A Myanmar delegation is expected to conclude its five-day visit to Rohingya refugee camps along the Bangladeshi border today. The
A Myanmar delegation is expected to conclude its five-day visit to Rohingya refugee camps along the Bangladeshi border today.
The purpose of their visit was to assess Rohingya refugees for a pilot program aiming to repatriate them to Myanmar. The program has spaces for 1,140 people with 711 people accepted thus far. Around a million Rohingya refugees are living in unsanitary, fire-prone camps along the Bangladeshi border—most having fled there following a Myanmar military crackdown in 2017.
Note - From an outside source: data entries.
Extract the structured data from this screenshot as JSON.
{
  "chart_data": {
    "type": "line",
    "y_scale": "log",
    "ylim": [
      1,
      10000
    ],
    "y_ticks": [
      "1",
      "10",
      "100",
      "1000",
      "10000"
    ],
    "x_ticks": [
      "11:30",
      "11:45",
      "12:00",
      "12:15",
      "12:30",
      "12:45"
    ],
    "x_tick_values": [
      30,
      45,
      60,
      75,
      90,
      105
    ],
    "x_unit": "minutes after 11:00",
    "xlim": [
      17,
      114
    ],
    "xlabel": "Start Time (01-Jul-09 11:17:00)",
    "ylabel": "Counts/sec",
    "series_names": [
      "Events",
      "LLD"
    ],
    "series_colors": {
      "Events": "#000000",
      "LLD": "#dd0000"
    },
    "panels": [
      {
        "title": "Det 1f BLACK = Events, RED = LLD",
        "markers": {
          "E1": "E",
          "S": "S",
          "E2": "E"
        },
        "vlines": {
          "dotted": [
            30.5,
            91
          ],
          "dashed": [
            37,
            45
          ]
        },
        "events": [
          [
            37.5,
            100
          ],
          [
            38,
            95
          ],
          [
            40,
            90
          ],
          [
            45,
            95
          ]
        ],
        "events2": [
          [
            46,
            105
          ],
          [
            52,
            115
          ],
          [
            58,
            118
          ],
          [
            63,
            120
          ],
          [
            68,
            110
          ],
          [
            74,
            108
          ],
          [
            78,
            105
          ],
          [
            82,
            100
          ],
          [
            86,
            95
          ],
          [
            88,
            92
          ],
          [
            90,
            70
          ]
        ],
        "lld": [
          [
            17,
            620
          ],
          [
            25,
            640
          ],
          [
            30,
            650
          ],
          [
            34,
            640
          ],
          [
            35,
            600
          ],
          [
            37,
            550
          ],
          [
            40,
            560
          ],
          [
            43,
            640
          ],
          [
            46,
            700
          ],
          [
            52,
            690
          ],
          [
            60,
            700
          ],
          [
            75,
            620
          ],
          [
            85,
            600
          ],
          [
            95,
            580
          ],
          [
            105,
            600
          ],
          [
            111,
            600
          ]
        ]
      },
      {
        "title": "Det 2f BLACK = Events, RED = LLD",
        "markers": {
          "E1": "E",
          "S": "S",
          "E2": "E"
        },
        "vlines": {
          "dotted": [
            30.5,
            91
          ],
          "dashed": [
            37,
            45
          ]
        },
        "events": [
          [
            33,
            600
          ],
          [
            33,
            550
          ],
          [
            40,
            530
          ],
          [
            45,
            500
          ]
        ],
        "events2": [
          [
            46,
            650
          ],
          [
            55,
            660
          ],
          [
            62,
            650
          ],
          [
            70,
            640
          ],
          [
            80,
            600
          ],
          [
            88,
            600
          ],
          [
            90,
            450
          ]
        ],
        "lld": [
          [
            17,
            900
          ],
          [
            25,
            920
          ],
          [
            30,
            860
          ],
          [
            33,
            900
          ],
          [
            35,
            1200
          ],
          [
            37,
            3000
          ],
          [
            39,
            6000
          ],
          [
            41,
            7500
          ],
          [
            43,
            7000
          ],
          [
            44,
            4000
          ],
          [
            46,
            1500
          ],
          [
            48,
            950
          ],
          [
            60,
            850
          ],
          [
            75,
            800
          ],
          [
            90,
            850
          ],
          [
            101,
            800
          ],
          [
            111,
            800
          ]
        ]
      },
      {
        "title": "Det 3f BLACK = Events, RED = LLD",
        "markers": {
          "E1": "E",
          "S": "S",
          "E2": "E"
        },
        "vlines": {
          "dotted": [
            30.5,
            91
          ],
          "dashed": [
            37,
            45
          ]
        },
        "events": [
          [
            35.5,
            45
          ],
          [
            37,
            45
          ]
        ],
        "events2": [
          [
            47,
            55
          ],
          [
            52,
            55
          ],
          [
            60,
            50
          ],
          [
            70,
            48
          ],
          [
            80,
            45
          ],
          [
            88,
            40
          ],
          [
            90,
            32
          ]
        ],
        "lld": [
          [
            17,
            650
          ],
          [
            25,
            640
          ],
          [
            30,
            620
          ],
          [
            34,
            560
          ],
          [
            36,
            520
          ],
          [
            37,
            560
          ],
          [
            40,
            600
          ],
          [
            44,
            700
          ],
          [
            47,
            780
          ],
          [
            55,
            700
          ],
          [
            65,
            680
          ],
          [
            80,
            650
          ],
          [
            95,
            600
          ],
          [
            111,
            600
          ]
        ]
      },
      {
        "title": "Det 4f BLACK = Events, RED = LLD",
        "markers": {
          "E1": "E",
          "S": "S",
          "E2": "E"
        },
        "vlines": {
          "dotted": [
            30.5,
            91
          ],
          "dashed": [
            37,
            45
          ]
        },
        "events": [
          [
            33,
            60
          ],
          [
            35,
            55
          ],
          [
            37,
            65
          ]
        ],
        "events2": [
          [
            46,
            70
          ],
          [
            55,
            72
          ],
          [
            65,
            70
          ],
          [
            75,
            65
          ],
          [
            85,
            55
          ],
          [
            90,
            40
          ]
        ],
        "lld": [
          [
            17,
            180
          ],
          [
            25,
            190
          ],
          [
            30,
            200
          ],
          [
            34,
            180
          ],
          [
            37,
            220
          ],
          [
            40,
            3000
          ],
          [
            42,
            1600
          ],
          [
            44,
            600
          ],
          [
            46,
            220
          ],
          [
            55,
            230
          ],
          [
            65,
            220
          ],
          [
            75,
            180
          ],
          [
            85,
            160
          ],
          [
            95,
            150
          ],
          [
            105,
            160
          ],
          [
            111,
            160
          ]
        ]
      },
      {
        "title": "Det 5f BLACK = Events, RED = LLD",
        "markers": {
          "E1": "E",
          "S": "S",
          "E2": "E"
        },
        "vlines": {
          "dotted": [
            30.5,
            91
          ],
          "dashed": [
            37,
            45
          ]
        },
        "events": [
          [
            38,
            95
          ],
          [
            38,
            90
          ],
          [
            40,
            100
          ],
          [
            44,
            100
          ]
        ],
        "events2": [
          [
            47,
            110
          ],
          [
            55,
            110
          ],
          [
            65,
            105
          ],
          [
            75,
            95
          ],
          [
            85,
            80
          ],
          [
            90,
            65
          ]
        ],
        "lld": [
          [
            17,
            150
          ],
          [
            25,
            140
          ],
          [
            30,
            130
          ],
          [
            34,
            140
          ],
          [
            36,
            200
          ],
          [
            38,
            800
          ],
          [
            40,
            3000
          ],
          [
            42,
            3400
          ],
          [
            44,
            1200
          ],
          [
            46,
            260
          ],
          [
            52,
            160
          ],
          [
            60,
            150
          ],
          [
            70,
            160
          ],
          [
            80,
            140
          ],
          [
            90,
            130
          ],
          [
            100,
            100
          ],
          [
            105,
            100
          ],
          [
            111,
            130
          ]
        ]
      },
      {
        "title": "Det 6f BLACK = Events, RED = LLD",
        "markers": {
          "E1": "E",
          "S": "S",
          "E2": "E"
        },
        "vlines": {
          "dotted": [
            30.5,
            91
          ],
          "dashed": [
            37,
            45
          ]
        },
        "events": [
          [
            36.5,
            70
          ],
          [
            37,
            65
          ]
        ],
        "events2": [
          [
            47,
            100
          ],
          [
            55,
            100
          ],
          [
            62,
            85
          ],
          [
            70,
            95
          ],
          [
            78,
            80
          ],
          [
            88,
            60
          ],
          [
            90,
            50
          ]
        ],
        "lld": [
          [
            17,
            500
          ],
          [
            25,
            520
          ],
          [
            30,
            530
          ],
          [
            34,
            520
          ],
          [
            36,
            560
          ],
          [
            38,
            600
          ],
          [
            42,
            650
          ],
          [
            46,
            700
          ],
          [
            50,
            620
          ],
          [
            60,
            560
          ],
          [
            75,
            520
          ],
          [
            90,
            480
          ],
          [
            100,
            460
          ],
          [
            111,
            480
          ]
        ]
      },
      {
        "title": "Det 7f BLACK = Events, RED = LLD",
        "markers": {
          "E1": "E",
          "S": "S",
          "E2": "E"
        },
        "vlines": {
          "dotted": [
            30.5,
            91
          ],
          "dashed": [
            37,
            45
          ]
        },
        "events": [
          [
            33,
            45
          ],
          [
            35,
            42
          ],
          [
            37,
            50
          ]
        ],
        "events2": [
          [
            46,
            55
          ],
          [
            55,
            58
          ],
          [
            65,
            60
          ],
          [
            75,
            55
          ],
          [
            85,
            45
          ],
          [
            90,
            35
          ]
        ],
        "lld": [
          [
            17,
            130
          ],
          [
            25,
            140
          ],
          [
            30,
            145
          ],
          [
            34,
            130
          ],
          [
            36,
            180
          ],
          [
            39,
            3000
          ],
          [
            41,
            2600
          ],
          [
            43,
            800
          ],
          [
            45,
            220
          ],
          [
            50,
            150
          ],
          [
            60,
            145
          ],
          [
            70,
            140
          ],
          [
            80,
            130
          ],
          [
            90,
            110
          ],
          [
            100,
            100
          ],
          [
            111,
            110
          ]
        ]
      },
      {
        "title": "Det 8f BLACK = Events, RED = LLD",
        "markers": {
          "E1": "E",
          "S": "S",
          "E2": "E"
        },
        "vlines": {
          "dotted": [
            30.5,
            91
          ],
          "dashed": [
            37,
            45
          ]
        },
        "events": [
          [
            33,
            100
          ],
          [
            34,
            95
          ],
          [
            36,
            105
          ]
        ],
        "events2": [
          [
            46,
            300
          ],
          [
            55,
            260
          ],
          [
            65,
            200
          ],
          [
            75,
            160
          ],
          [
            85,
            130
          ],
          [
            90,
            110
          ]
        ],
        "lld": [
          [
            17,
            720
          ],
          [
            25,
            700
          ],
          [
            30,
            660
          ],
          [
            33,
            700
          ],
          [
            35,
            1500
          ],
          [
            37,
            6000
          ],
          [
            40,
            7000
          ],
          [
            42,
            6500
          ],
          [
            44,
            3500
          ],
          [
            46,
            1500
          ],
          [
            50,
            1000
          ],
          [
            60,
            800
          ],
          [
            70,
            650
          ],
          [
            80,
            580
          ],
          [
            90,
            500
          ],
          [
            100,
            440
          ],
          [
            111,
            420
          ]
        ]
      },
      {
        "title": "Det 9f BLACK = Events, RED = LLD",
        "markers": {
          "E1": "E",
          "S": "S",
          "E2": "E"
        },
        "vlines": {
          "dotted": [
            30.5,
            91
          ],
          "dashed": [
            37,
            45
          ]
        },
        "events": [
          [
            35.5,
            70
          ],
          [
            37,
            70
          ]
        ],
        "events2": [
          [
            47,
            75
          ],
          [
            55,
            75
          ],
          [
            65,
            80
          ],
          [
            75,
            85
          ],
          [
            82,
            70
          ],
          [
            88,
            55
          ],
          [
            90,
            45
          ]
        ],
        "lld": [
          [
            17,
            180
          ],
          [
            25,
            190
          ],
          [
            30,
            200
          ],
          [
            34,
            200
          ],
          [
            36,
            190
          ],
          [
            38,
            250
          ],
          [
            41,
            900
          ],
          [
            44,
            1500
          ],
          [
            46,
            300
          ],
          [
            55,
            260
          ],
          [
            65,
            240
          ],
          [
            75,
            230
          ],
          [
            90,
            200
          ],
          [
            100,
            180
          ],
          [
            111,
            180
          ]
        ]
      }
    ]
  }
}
However, the program is unlikely to see mass repatriations in the short-to-medium term. While Myanmar signed a 2017 agreement with Bangladesh promising repatriation, no substantive efforts have followed. Indeed, Myanmar’s military junta still refuses to officially recognize Rohingya Muslims as citizens inside their overwhelmingly Buddhist state. Furthermore, there has been nothing to suggest that the government will guarantee the safety of refugees should they return. Thus, even if the program was to be expanded beyond the pilot, it is highly unlikely many refugees would be willing to return to Myanmar.
However, the deteriorating conditions inside the refugee camps—recently exacerbated by cuts in food rations—will likely continue to motivate Rohingya refugees to seek shelter elsewhere—including undertaking dangerous sea journeys to other countries in the region.